The second takeaway is somewhat related then, and that is we have to really consider the timescale that this morning’s scripture existed in.   In this morning’s scripture David is anointed as king.  However, he does not immediately take the throne.  In the narrative of 1 and 2 Samuel years pass before David lives into his God-given calling.  In fact, from the time David is anointed to the time he is crowned king sixteen or more years pass.  This is something we to could keep in mind, because God’s timing and our timing do not always line up.  We tend to want thing to happen instantaneously.  I mean how could we not?  We live in a world where we have thousands of entertainment options available on demand.  We can cook just about anything in a microwave in a few minutes or less, and we still thinks it takes too long.  God’s timing tends to not fit our time tables, but God’s timing is also perfect.   Just like we sometimes give up on the calling and passion God is place on our lives because we are focused on outward appearances, we can also give up because we are impatient.    Maybe we tried something out and it did not quite work the way we thought, maybe a single opportunity did not pan out, or maybe our time just has not come yet.  Whatever the reason we can get impatient of waiting on God’s timing and walk away.  David no doubt had many times in those years we questioned the calling to king, where he wondered if this was worth it, or if he should just walk away.   Yet, David did not which is one of the reasons why God chose him.   God knew David’s heart was in the right place,  God knew despite his other shortcomings David was faithful, and David proved this by sticking with the calling God had placed in his life through years of waiting and struggle.

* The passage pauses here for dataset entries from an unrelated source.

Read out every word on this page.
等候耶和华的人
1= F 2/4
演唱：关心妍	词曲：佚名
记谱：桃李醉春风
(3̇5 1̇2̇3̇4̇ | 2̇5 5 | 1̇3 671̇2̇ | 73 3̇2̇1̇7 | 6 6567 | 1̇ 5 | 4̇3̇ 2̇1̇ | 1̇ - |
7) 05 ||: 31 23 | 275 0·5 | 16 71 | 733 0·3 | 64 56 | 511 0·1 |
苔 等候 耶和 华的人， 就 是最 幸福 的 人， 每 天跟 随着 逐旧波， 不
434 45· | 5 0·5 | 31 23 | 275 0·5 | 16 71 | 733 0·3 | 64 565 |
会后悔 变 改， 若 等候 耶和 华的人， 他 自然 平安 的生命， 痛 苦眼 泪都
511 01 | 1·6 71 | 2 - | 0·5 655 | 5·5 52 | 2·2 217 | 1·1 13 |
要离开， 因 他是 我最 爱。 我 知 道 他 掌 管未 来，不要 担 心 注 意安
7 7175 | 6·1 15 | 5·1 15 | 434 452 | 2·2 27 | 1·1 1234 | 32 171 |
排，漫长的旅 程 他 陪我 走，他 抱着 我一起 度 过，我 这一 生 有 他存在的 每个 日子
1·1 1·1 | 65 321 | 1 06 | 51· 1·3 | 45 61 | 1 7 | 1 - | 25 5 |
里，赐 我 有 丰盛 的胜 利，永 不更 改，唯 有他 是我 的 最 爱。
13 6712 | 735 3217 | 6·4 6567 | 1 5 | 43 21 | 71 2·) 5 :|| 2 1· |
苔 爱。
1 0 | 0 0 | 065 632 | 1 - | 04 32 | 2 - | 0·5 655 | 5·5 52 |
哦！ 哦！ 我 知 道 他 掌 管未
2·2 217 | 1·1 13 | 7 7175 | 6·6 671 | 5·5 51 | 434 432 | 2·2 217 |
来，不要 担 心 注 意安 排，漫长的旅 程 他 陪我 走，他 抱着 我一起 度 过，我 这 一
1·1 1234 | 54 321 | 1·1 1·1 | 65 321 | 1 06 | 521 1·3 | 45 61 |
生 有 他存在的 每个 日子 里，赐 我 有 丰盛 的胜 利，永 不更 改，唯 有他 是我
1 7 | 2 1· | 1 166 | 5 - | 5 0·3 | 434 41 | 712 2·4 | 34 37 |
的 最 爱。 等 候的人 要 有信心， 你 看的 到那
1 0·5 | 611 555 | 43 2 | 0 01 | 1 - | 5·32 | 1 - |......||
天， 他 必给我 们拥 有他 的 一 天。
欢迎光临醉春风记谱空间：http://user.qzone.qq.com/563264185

Finally, this morning’s scripture tells us that God looks at the heart, so I think the question this brings us to ask ourselves is what does God find in our heart?   In this morning’s scripture God was looking for faithfulness and devotion to God.  Saul had sadly proven it was not there, but God found that in David.   What does God find in our hearts?   Are we like Saul where we like the idea of being a good person or are we like David where we are willing to be faithful to God?

My we be faithful to God, may we be willing to follow God, and be fully devoted to God.  If we are, then just like God called David, God will call us.  God will call us to the passions of our hearts that God has placed there, and God can and will use us.   Even if you do not feel equipped to that calling, may you be faithful and claim the promise that God does not call the equipped, God equips the called.  May you be patient and wait on God’s timing.  May God look to your heart and find a heart that is willing and desires to chase after God’s own heart.  May that be true for each one of us.  May we seek to follow what God is calling us towards and in doing so may we make disciples and transform the world.